Despite such a young roster, Big East coaches indicated their respect for the Huskies by unanimously voting for UConn to win the conference title and selecting four players for preseason recognition.

Junior Christyn Williams, a guard who averaged 15.6 points and 4.9 rebounds per game last year, was named Big East Women’s Preseason Player of the Year. Olivia Nelson-Ododa, a junior forward who averaged 10.9 points and 8.5 rebounds per game, and redshirt junior guard Evina Westbrook, who sat out last year after transferring from Tennessee after averaging 14.9 points and 3.6 rebounds per game, were both preseason All-Big East Team selections.

Freshman guard Paige Bueckers, the top recruit in the nation who as the Gatorade National Girls Basketball Player of the Year, was the unanimous selection as Big East Preseason Freshman of the Year.

Freshman player Paige Bueckers
Paige Bueckers (UConn Athletics Photo)

“This is obviously is a different Big East and we’ve got a couple of returning players in Christyn and Olivia,” Auriemma said. “They’re in their third year playing for us and they have the experience of playing and a lot of big games, winning a lot of big games and playing in the Final Four. We’re really going to rely on them heavily for a lot of things on and off the court. That’s always the key to a team’s success –what kind of leadership you’re getting from your upperclassmen. We’re hopeful that Evina can shake off some of the rust of not playing a lot during the last year or year and a half, and then coming off of surgery.  Those three, I think, are going to be a big focal point for our team and how well they play the season will determine what kind of season we have.”

Williams said she and Nelson-Ododa, along with Westbrook, have embraced their leadership responsibilities as older players and that their younger teammates are eager to learn.

“We have a lot more responsibility this year,” she said. “The younger guys have been so good. They have a willingness to learn and they listen. They’re very competitive. It’s been good. They’ve made it easier for us.”

Bueckers said she understands there are expectations that come with being a highly regarded player in Storrs.

“Coach is always talking to me about just focusing on being a better teammate and not focus on the outside noise because I haven’t done anything yet. I have a lot to prove and just a lot to work on,” she said. “When I have the ball in my hands a lot I’m going to have to use my voice offensively and defensively. We can’t rely on our three upperclassmen to do everything for us. We have to make it easier for them. We have six freshmen so there obviously has to be a leader in that group as well. I’m just trying to step up and follow Christyn, Liv, and Evina’s role.”

Auriemma said Bueckers understands the glare of the spotlight and that she is handling the situation well.

“She’s a great teammate.
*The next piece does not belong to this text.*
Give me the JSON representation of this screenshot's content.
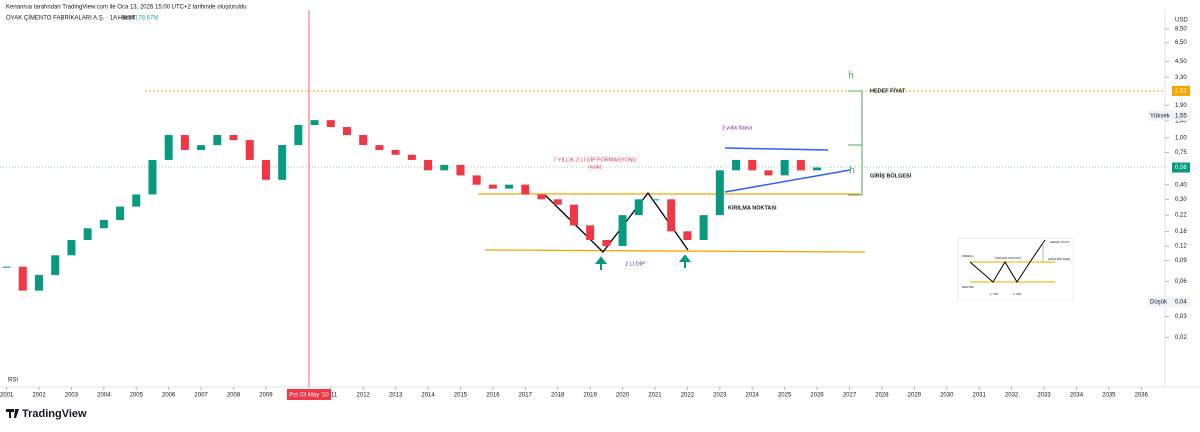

She’s easy to coach and be around with her teammates,” he added.” I don’t think Paige single handedly is going to come in here and win us a national championship. That’s not how this works. The other young players are all going to contribute in their own way, some of them more than others.”

SNY will continue its coverage of the Huskies during the 2020-2021 season beginning on Dec. 12 at 1 p.m. when the Huskies play UMass Lowell at Gampel Pavilion. With the postponement of Tuesday’s game against Butler due to a positive COVID-19 test by someone in the women’s basketball program, the Huskies will open conference play on Dec. 17 at Seton Hall. Big East Conference games also will be on Fox Sports and the CBS Sports Network. Radio coverage will be on the UConn IMG Sports Network led by 97.9 FM ESPN.